Precisamos do mundo. E o mundo também precisa
de nós. Além do esforço da vacina, um campo que merece ajuda
internacional é o da coleta e processamento das informações. Já temos
uma dívida com a história da descoberta do vírus zika e da sua relação
com a microcefalia. O New York Times contou
parte dessa história: as reações e a perplexidade dos médicos ao
observaram um crescimento espantoso de bebês com o problema. Mas não é
na história que reside a urgência, e sim no conhecimento das várias
pesquisas, dos relatos de cada cidade. Como ter acesso aos dados, como
acompanhar a evolução de todas as crianças atingidas? Claro que a
palavra decisiva virá da ciência. Mas a tecnologia da informação pode
ser um auxiliar valioso dos próprios cientistas.

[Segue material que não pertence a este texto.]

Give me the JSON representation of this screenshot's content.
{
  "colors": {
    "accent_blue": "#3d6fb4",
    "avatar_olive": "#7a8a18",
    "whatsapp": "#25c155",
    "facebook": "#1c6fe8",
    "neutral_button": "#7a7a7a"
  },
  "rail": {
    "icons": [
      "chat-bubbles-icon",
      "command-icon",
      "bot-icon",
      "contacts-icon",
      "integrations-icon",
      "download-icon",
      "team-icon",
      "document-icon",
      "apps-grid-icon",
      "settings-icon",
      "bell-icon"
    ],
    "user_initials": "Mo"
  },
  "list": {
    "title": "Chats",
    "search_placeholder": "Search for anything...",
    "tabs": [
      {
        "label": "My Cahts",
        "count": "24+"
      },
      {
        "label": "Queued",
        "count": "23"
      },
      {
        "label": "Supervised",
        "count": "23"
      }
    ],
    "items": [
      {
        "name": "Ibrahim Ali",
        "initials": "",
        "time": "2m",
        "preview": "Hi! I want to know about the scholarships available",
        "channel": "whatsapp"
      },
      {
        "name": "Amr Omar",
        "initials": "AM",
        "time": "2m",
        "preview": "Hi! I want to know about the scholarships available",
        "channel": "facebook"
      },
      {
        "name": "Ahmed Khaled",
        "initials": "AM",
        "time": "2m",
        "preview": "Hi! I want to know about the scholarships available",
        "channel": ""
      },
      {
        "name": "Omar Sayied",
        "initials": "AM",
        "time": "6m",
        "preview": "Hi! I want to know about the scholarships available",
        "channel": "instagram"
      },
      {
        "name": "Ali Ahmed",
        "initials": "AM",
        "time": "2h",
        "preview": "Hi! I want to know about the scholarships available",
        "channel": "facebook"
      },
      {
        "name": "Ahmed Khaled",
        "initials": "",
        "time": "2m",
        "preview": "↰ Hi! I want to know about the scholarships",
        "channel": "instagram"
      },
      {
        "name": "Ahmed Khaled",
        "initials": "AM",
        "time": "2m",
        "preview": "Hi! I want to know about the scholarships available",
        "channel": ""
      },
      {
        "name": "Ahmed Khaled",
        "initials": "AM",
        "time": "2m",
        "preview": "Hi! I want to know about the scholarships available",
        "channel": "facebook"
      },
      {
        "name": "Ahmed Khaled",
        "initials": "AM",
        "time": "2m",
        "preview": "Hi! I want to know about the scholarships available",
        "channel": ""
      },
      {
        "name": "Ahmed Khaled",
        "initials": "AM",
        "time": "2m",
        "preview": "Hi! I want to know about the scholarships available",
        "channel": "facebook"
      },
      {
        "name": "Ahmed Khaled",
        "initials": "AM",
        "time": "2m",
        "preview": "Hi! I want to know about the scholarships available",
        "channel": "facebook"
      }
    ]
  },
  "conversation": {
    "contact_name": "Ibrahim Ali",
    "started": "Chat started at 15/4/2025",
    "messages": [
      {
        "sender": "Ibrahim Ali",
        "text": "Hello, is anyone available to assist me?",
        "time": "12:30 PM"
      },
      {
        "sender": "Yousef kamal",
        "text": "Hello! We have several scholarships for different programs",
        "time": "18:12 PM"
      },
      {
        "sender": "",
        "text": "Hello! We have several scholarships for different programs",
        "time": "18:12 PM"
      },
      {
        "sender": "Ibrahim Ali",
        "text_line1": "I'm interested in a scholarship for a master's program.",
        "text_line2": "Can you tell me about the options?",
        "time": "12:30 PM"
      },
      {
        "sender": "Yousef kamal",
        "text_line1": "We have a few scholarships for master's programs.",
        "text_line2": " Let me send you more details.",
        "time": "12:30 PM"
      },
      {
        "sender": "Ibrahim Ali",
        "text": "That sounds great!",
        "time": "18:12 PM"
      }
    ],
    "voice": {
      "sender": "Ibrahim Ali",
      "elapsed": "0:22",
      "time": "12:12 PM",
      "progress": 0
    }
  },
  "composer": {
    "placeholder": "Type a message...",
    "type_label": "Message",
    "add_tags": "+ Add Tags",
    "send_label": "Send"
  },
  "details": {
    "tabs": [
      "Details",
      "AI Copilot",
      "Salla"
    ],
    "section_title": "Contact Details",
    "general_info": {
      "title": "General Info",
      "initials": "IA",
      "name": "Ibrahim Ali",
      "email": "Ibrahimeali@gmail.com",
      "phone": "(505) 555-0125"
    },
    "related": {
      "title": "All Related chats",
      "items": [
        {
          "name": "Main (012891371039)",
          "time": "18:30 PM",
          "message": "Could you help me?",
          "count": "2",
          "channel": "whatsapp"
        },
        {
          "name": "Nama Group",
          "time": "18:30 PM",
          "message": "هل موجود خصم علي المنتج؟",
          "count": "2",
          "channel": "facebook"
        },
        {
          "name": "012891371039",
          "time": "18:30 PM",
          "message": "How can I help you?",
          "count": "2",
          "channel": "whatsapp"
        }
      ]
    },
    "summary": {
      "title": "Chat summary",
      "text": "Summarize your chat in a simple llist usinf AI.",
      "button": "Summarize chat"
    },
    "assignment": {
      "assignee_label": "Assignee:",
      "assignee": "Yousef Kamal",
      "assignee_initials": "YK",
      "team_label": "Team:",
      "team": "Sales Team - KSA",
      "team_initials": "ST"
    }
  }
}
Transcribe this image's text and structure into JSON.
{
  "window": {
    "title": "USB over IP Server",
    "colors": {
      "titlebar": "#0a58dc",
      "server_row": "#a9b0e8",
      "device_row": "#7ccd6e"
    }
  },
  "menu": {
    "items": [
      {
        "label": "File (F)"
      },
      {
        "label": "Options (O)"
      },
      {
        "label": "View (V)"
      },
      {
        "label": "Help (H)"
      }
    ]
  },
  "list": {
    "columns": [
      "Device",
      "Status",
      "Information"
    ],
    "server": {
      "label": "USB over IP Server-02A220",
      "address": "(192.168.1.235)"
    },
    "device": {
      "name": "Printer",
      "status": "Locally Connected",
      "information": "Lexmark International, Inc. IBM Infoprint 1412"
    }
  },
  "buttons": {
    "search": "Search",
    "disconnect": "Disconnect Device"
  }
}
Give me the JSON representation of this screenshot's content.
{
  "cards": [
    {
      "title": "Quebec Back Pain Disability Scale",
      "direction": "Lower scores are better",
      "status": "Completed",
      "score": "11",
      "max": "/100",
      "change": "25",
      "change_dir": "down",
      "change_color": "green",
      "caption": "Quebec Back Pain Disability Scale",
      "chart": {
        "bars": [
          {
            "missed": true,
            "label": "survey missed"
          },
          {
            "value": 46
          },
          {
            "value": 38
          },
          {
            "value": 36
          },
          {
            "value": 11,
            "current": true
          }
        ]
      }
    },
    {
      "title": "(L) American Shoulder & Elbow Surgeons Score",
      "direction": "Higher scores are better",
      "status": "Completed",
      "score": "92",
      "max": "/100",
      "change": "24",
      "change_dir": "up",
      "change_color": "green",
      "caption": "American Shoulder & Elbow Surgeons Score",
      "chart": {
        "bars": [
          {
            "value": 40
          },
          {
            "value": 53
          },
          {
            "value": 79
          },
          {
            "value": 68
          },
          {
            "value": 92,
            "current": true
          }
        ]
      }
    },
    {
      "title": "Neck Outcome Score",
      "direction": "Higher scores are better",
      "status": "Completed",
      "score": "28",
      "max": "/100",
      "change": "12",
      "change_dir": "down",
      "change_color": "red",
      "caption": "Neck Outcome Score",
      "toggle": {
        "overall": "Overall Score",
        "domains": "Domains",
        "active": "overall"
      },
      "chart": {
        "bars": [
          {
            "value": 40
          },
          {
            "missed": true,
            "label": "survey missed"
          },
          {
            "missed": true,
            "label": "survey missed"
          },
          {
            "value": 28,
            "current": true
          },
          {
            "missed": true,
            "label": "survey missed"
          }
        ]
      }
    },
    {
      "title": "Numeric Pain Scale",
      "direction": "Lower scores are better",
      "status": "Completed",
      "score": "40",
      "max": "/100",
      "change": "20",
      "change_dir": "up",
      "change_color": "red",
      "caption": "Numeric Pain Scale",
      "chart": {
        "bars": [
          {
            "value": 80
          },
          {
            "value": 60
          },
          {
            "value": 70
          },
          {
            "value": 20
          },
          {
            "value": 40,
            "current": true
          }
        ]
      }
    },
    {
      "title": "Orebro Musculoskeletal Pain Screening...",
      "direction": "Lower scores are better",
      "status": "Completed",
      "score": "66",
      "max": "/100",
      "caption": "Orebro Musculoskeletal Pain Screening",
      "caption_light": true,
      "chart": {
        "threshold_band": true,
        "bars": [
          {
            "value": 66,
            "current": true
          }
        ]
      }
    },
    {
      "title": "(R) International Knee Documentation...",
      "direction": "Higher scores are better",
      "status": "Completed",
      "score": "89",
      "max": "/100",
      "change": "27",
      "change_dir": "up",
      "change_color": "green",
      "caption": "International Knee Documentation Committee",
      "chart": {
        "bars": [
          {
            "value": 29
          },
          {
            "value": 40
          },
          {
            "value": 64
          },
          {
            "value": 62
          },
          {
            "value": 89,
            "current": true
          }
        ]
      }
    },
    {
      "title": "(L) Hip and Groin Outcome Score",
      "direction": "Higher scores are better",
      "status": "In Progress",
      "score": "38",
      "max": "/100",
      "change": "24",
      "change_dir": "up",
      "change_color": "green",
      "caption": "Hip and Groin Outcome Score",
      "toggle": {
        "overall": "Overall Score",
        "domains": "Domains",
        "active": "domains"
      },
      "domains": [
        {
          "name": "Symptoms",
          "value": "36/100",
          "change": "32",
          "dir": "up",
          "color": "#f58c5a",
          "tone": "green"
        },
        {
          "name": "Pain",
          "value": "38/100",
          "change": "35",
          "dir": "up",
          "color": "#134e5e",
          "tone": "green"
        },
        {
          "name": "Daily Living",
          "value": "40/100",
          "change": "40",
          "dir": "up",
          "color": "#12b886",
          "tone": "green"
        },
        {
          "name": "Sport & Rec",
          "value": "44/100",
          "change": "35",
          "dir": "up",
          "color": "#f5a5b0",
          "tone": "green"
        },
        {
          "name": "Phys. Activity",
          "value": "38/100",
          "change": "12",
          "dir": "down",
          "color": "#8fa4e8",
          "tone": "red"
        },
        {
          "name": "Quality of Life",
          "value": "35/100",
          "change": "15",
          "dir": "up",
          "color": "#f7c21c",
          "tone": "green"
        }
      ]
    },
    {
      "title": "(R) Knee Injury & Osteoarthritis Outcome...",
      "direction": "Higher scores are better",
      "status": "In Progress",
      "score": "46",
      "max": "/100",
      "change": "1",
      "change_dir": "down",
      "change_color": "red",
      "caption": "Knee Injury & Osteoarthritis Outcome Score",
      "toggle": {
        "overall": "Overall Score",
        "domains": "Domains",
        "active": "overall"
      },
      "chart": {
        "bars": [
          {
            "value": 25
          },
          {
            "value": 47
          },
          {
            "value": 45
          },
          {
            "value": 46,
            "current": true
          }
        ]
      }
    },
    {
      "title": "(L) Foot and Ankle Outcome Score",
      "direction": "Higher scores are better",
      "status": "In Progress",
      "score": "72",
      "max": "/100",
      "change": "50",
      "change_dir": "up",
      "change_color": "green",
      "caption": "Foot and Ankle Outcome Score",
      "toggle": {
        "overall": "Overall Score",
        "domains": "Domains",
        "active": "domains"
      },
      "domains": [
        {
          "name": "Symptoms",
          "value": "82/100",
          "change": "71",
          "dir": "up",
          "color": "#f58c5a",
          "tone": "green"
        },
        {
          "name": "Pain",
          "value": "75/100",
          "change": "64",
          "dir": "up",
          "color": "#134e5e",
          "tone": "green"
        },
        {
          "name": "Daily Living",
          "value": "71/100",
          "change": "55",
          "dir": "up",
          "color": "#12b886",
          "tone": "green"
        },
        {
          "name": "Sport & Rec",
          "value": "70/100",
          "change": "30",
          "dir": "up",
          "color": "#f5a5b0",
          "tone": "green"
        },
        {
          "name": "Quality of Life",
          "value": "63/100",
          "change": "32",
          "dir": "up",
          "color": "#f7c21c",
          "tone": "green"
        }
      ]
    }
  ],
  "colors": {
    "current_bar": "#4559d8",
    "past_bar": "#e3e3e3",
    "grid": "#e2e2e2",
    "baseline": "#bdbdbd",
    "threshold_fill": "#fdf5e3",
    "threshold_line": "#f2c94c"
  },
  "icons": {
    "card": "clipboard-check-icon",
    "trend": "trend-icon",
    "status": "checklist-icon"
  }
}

Se não é possível unidade com um governo
mistificador, em alguns casos será preciso dialogar, sem que isso
represente qualquer atenuante para os crimes de corrupção. Quando os
chineses disseram que os anos interessantes equivaliam aos anos
terríveis, pontuados de tragédias, ainda não conheciam o PT. Todos os
que se dedicam a nos chamar de velhos, reacionários, vendidos ou
alugados deveriam dedicar uma parte do seu tempo a examinar os anos
interessantes que nos propiciaram. E, se houver tempo, contemplar o
interessante de sua própria situação: acuados pela polícia, rejeitados
pela maioria da população, no auge de uma grave crise econômica, um
mosquito pousa na sua mesa e, com ele, uma epidemia que preocupa a
humanidade.
Não quero nem ver o estado em que vão sair
dessa. A ideia de chamar o marqueteiro é só um reflexo condicionado
daqueles generais que acham que a próxima batalha é igual à anterior. Se
as coisas evoluem da forma sinistra que parecem tomar, o governo poderá
ter saudade da oposição e achar que os tucanos são rapazes até
bem-intencionados.
Os casos da doença de Guillain-Barré em
portadores do vírus zika, no Rio, são preocupantes. Os médicos não estão
preparados para o diagnóstico. Uma paciente viajou por três cidades
para encontrar um leito de hospital em Petrópolis. Assim mesmo, a
subsecretaria de Saúde disse aos familiares que reclamavam da demora no
atendimento: “Vai catar coquinho. Vocês vieram de Magé”.
Um das sugestões do romance de Camus é a
solidariedade na peste. Ela precisa acontecer entre as pessoas, sem o
governo, apesar do governo e até contra o governo. Os tempos do nunca antes neste país são tempos interessantes na acepção chinesa. Em bom português, são lamentáveis.